Para Debt Collector, Perhatikan Regulasi Baru OJK Ini

para-debt-collector-perhatikan-regulasi-baru-ojk-ini OJK terbitkan regulasi bagi para debt collector.. (net)

PINDAINEWS -- Terjadinya keresahan masyarakat berkenaan dengan sikap para penagih utang (debt collector) membuat Otoritas Jasa Keuangan (OJK) melakukan intervensi. Di antaranya, menerbitkan sejumlah regulasi bagi para debt collector. Apa saja peraturan itu?

Lembaga Kantor Berita Nasional (LKBN) Antara mengabarkan, OJK meminta para debt collector atau penagih utang selalu membawa dokumen resmi saat menagih cicilan atau utang kepada debitur. Hal itu, agar citra industri pembiayaan menjadi lebih baik. 

“Saat menagih cicilan kendaraan, perusahaan harus memastikan bahwa petugas penagih telah mereka bekali oleh beberapa dokumen,” tandas Kepala Eksekutif Pengawas Industri Keuangan Non-Bank merangkap Anggota Dewan Komisioner OJK, Riswinandi Idris, Senin (26/7/2021).

Riswinandi melanjutkan, sejumlah dokumen yang harus selalu menjadi bekal debt collector melakukan penagihan, sambungnya, yakni kartu identitas, sertifikat profesi, surat tugas, dan bukti penjaminan fidusia.

“Dokumen tersebut harus senantiasa mereka (debt collector) bawa dan gunakan untuk memperkuat aspek hukum saat supaya penarikan unit," jelasnya.

Riswinandi mengakui bahwa saat ini, citra debt collector kurang baik. Penyebabnya, jelas dia, cara penagihan utang dan penarikan unit kendaraan yang mereka lakukan tidak sesuai standar operasional. Bahkan, sambungnya, tidak jarang disertai aksi kekerasan.
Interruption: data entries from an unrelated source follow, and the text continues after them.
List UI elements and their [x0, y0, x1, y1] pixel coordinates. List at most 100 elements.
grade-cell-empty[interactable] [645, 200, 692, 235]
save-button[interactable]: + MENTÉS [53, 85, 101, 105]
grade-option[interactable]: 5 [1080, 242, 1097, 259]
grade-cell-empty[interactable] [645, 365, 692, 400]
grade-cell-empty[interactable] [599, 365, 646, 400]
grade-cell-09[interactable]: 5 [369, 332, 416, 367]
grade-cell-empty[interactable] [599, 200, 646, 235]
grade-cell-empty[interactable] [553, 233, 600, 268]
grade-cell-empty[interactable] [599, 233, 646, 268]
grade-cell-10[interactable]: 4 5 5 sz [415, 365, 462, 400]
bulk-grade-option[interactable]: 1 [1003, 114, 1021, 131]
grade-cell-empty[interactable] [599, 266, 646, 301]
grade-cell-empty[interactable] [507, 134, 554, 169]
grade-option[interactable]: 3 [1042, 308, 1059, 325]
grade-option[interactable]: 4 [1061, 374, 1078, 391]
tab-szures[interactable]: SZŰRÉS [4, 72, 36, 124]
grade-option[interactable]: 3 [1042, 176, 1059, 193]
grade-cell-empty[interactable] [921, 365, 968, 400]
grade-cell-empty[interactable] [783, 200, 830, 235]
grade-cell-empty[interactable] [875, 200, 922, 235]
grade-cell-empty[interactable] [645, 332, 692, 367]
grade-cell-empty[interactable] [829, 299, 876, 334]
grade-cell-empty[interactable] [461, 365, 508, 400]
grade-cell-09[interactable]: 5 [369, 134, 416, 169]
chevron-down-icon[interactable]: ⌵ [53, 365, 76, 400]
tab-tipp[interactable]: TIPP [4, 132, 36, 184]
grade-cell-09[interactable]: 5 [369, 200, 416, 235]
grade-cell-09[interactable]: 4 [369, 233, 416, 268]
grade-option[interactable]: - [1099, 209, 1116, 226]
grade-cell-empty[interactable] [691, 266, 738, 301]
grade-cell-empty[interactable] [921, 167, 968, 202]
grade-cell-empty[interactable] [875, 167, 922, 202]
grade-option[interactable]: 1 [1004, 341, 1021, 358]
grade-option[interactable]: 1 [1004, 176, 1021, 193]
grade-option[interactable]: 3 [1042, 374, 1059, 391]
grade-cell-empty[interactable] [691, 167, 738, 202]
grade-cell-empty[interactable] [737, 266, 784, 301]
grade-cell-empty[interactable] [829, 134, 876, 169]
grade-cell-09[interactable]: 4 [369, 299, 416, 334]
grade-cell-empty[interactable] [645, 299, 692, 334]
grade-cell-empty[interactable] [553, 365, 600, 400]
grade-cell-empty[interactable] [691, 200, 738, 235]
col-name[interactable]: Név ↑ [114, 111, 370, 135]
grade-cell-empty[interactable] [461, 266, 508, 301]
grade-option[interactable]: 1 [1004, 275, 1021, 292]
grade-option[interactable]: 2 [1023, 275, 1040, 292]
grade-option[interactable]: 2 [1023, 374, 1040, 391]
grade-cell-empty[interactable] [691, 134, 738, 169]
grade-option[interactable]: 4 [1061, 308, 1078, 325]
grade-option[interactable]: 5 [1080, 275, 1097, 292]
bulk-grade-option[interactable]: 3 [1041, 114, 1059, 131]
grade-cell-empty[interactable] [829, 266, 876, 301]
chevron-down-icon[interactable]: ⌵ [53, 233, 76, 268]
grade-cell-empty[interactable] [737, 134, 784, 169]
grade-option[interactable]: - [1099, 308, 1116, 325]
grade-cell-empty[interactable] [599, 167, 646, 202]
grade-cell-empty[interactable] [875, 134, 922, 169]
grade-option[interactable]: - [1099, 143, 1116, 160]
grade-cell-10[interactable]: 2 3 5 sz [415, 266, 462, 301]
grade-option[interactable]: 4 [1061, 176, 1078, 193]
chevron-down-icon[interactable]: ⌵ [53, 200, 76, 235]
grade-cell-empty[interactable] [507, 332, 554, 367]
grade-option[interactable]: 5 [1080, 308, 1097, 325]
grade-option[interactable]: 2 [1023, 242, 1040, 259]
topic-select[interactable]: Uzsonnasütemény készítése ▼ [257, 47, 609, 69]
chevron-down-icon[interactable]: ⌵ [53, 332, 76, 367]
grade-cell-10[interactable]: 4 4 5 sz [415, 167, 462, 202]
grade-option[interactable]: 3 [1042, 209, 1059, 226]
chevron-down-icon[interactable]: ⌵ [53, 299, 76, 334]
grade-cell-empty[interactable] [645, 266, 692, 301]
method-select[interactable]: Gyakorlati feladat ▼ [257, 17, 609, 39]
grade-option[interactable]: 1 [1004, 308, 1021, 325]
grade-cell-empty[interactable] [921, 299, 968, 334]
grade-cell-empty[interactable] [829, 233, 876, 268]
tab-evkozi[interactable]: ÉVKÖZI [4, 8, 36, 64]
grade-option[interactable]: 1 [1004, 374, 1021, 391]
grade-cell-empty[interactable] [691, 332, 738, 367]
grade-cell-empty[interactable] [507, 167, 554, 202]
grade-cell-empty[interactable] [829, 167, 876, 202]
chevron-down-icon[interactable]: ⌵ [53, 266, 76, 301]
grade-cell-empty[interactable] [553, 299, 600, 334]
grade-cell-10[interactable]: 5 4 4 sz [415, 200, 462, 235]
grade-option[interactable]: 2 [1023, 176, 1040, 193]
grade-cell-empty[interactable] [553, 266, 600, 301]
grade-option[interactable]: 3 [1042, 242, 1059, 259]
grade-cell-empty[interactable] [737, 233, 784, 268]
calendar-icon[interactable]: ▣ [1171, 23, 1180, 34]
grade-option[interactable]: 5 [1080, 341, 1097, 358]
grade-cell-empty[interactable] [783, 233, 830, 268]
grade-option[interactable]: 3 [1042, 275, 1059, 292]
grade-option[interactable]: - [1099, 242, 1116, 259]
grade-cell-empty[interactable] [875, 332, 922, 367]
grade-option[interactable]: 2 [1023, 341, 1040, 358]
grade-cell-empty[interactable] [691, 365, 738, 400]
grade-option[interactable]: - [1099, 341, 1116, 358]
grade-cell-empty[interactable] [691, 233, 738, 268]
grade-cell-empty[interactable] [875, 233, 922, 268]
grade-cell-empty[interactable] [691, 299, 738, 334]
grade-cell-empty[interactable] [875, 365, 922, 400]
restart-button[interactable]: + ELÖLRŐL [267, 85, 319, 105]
Memang, ungkapnya, pemerintah, melalui Peraturan Otoritas Jasa Keuangan Nomor 35/POJK.05/2018 tentang Penyelenggaraan Usaha Perusahaan Pembiayaan mengizinkan perusahaan pembiayaan melakukan kerja sama dengan pihak ketiga dalam hal penagihan pembiayaan, sebagai kreditut, korporasi pembiayaan harus senantiasa mengevaluasi kebijakan dan prosedur penagihan yang dilakukan pihak ketiga.

“Jika memang perusahaan pembiayaan boleh memberikan sanksi tegas kepada pihak ketiga yang melanggar peraturan,” jelasnya.

Pada sisi lain, Riswinandi menyatakan, pihaknya mengingatkan seluruh korporasi pembiayaan agar mengirimkan surat peringatan terlebih dahulu kepada debitur sebelum melakukan penagihan.

Imbauan kepada debt collector, tuturnya, agar menghindari aspek-aspek yang berpotensi menimbulkan risiko hukum saat proses penarikan. Misalnya, terang dia, menggunakan pengancaman, tindakan bersifat memalukan, dan termasuk tekanan secara fisik dan verbal.

“Jika tetap melakukannya, ada ada potensi hukum pidana, sosial, dan stigma negatif masyarakat, khususnya, terhadap industri dan pembiayaan,” tuturnya.